The Court of Appeals disagreed and reversed. First the court found that the state assigned a caseworker for Braden, prepared an ISP (written plan of services to be provided Braden) and met with Braden's family and AIRES to discuss the plan of care and prioritize needs. The Court of Appeals found these actions adequate to establish that the state had in fact "provided care" for Braden. This "close question" was decided this way in part because of the remedial nature of the vulnerable adult statute and the consequent requirement it be interpreted broadly to effectuate application.

Next the Court of Appeals rejected the state's argument that it did not "assume a legal duty" to care for Braden because it did not "voluntarily" undertake his care but instead was mandated by law to provide the care. The court looked to Webster's dictionary and found that "volunteering" is not a perquisite to finding one has "assumed" a duty. Particularly based upon the remedial nature of the statute the state assumes the duty when it "takes up" the responsibility whether voluntarily or by mandate.

Next the court rejected the state's argument that language in the statute requiring an APSCA claim be served on the state and expressly stating that such obligation did not "authorize the person to name this state . . . as a party" precluded application of the statute. Instead the Court of Appeals found that this language only meant that the requirement of service on the state alone did not create a cause of action but likewise did not preclude one if there was an independent act or omission by the state creating liability.
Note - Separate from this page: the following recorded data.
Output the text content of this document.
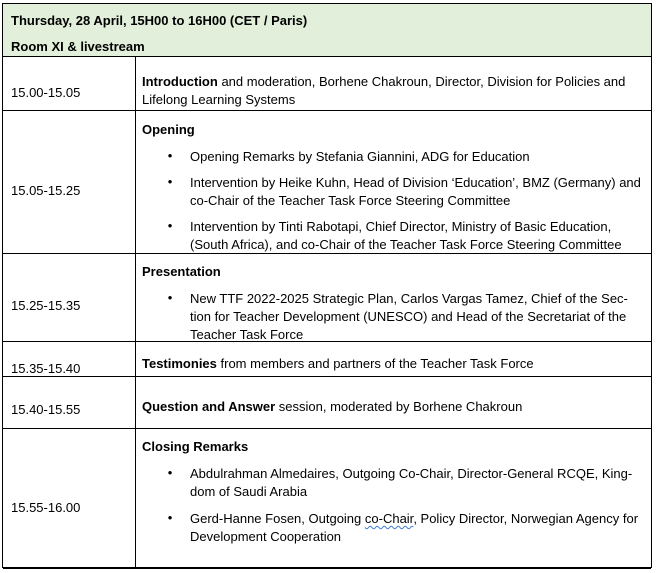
Thursday, 28 April, 15H00 to 16H00 (CET / Paris)
Room XI & livestream
15.00-15.05
Introduction and moderation, Borhene Chakroun, Director, Division for Policies and Lifelong Learning Systems
15.05-15.25
Opening
• Opening Remarks by Stefania Giannini, ADG for Education
• Intervention by Heike Kuhn, Head of Division ‘Education’, BMZ (Germany) and co-Chair of the Teacher Task Force Steering Committee
• Intervention by Tinti Rabotapi, Chief Director, Ministry of Basic Education, (South Africa), and co-Chair of the Teacher Task Force Steering Committee
15.25-15.35
Presentation
• New TTF 2022-2025 Strategic Plan, Carlos Vargas Tamez, Chief of the Sec-tion for Teacher Development (UNESCO) and Head of the Secretariat of the Teacher Task Force
15.35-15.40	Testimonies from members and partners of the Teacher Task Force
15.40-15.55	Question and Answer session, moderated by Borhene Chakroun
15.55-16.00
Closing Remarks
• Abdulrahman Almedaires, Outgoing Co-Chair, Director-General RCQE, King-dom of Saudi Arabia
• Gerd-Hanne Fosen, Outgoing co-Chair, Policy Director, Norwegian Agency for Development Cooperation
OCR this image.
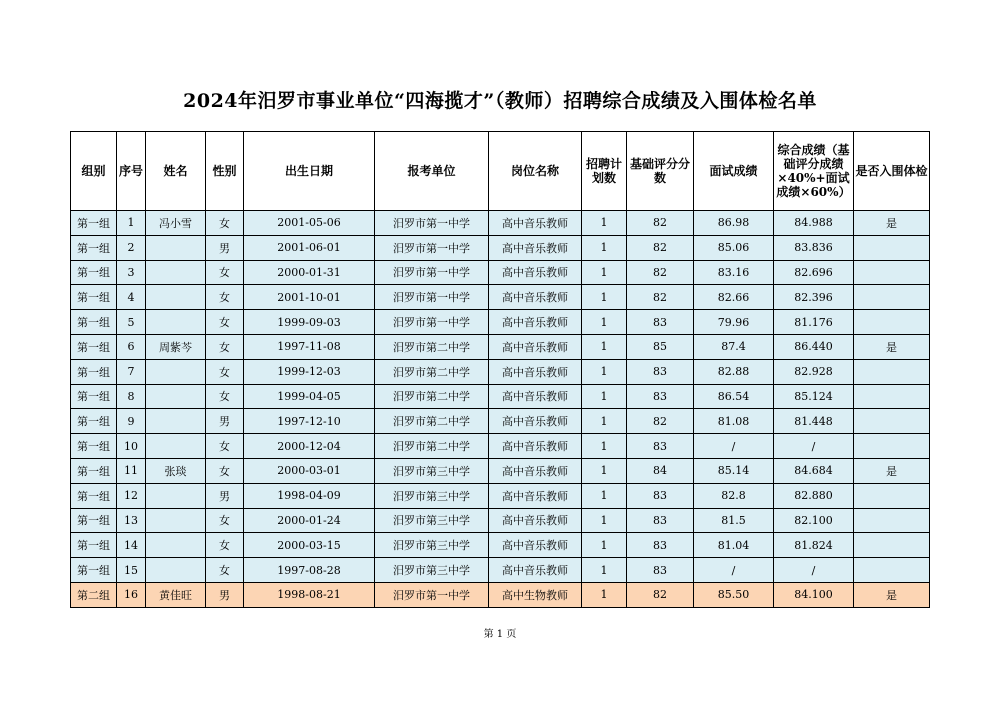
2024年汨罗市事业单位“四海揽才”（教师）招聘综合成绩及入围体检名单
组别	序号	姓名	性别	出生日期	报考单位	岗位名称	招聘计划数	基础评分分数	面试成绩	综合成绩（基础评分成绩×40%+面试成绩×60%）	是否入围体检
第一组	1	冯小雪	女	2001-05-06	汨罗市第一中学	高中音乐教师	1	82	86.98	84.988	是
第一组	2		男	2001-06-01	汨罗市第一中学	高中音乐教师	1	82	85.06	83.836	
第一组	3		女	2000-01-31	汨罗市第一中学	高中音乐教师	1	82	83.16	82.696	
第一组	4		女	2001-10-01	汨罗市第一中学	高中音乐教师	1	82	82.66	82.396	
第一组	5		女	1999-09-03	汨罗市第一中学	高中音乐教师	1	83	79.96	81.176	
第一组	6	周紫芩	女	1997-11-08	汨罗市第二中学	高中音乐教师	1	85	87.4	86.440	是
第一组	7		女	1999-12-03	汨罗市第二中学	高中音乐教师	1	83	82.88	82.928	
第一组	8		女	1999-04-05	汨罗市第二中学	高中音乐教师	1	83	86.54	85.124	
第一组	9		男	1997-12-10	汨罗市第二中学	高中音乐教师	1	82	81.08	81.448	
第一组	10		女	2000-12-04	汨罗市第二中学	高中音乐教师	1	83	/	/	
第一组	11	张琰	女	2000-03-01	汨罗市第三中学	高中音乐教师	1	84	85.14	84.684	是
第一组	12		男	1998-04-09	汨罗市第三中学	高中音乐教师	1	83	82.8	82.880	
第一组	13		女	2000-01-24	汨罗市第三中学	高中音乐教师	1	83	81.5	82.100	
第一组	14		女	2000-03-15	汨罗市第三中学	高中音乐教师	1	83	81.04	81.824	
第一组	15		女	1997-08-28	汨罗市第三中学	高中音乐教师	1	83	/	/	
第二组	16	黄佳旺	男	1998-08-21	汨罗市第一中学	高中生物教师	1	82	85.50	84.100	是
第 1 页
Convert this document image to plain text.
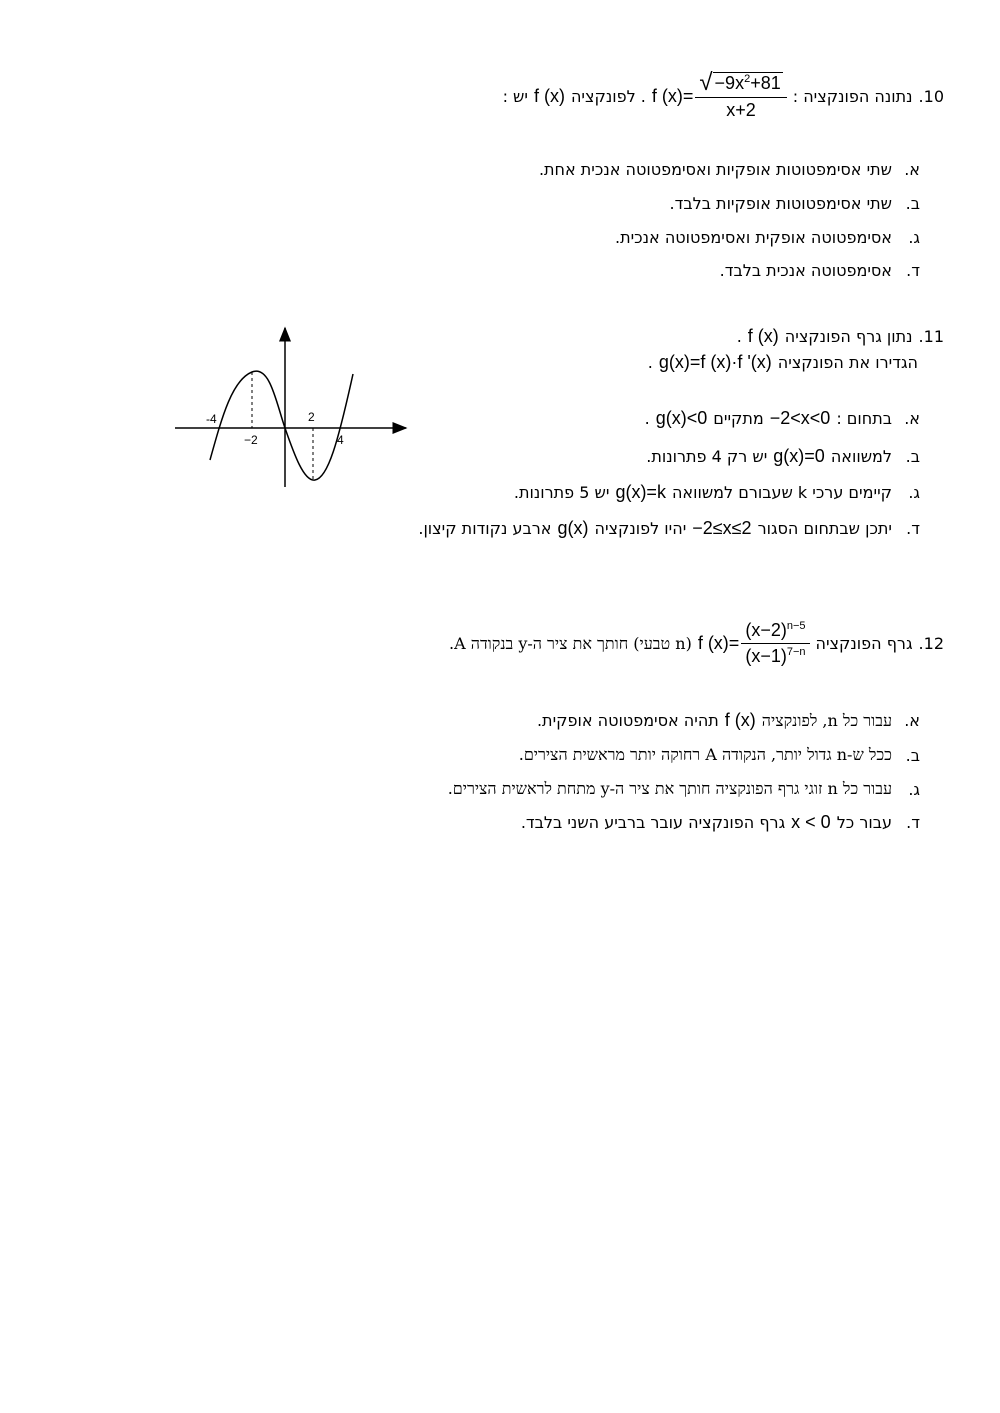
10.
נתונה הפונקציה :
f $(x)= \frac{√ -9x^2+81}{x+2}$
. לפונקציה
f (x)
יש :
א.
שתי אסימפטוטות אופקיות ואסימפטוטה אנכית אחת.
ב.
שתי אסימפטוטות אופקיות בלבד.
ג.
אסימפטוטה אופקית ואסימפטוטה אנכית.
ד.
אסימפטוטה אנכית בלבד.
11.
נתון גרף הפונקציה
f (x)
.
הגדירו את הפונקציה
g(x)=f (x)·f '(x)
.
א.
בתחום :
−2<x<0
מתקיים
g(x)<0
.
ב.
למשוואה
g(x)=0
יש רק 4 פתרונות.
ג.
קיימים ערכי k שעבורם למשוואה
g(x)=k
יש 5 פתרונות.
ד.
יתכן שבתחום הסגור
−2≤x≤2
יהיו לפונקציה
g(x)
ארבע נקודות קיצון.
-4
−2
2
4
12.
גרף הפונקציה
f $(x)= \frac{(x-2)^{n-5}}{(x-1)^{7-n}}$
(n טבעי) חותך את ציר ה-y בנקודה A.
א.
עבור כל n, לפונקציה
f (x)
תהיה אסימפטוטה אופקית.
ב.
ככל ש-n גדול יותר, הנקודה A רחוקה יותר מראשית הצירים.
ג.
עבור כל n זוגי גרף הפונקציה חותך את ציר ה-y מתחת לראשית הצירים.
ד.
עבור כל
x < 0
גרף הפונקציה עובר ברביע השני בלבד.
Next the court rejected the state's argument that to allow liability against the state would create the absurd result of requiring the attorney general to simultaneously represent the plaintiff and the defendant state and would require to state to report violations to itself. The court noted that the attorney general is never required to represent the plaintiff or get involved in the claim but if it decides to do so statute allows it to hire private counsel. There is nothing absurd about the state properly reporting a violation of its own subdivision.

Finally the state argued it was immune for its administrative decisions under ARS sec. 12-820.01. The Court of Appeals handily rejected this argument noting that it has repeatedly been held in Arizona that this immunity only applies to policy making decisions and not the administration of day to day duties and responsibilities in carrying out those policies.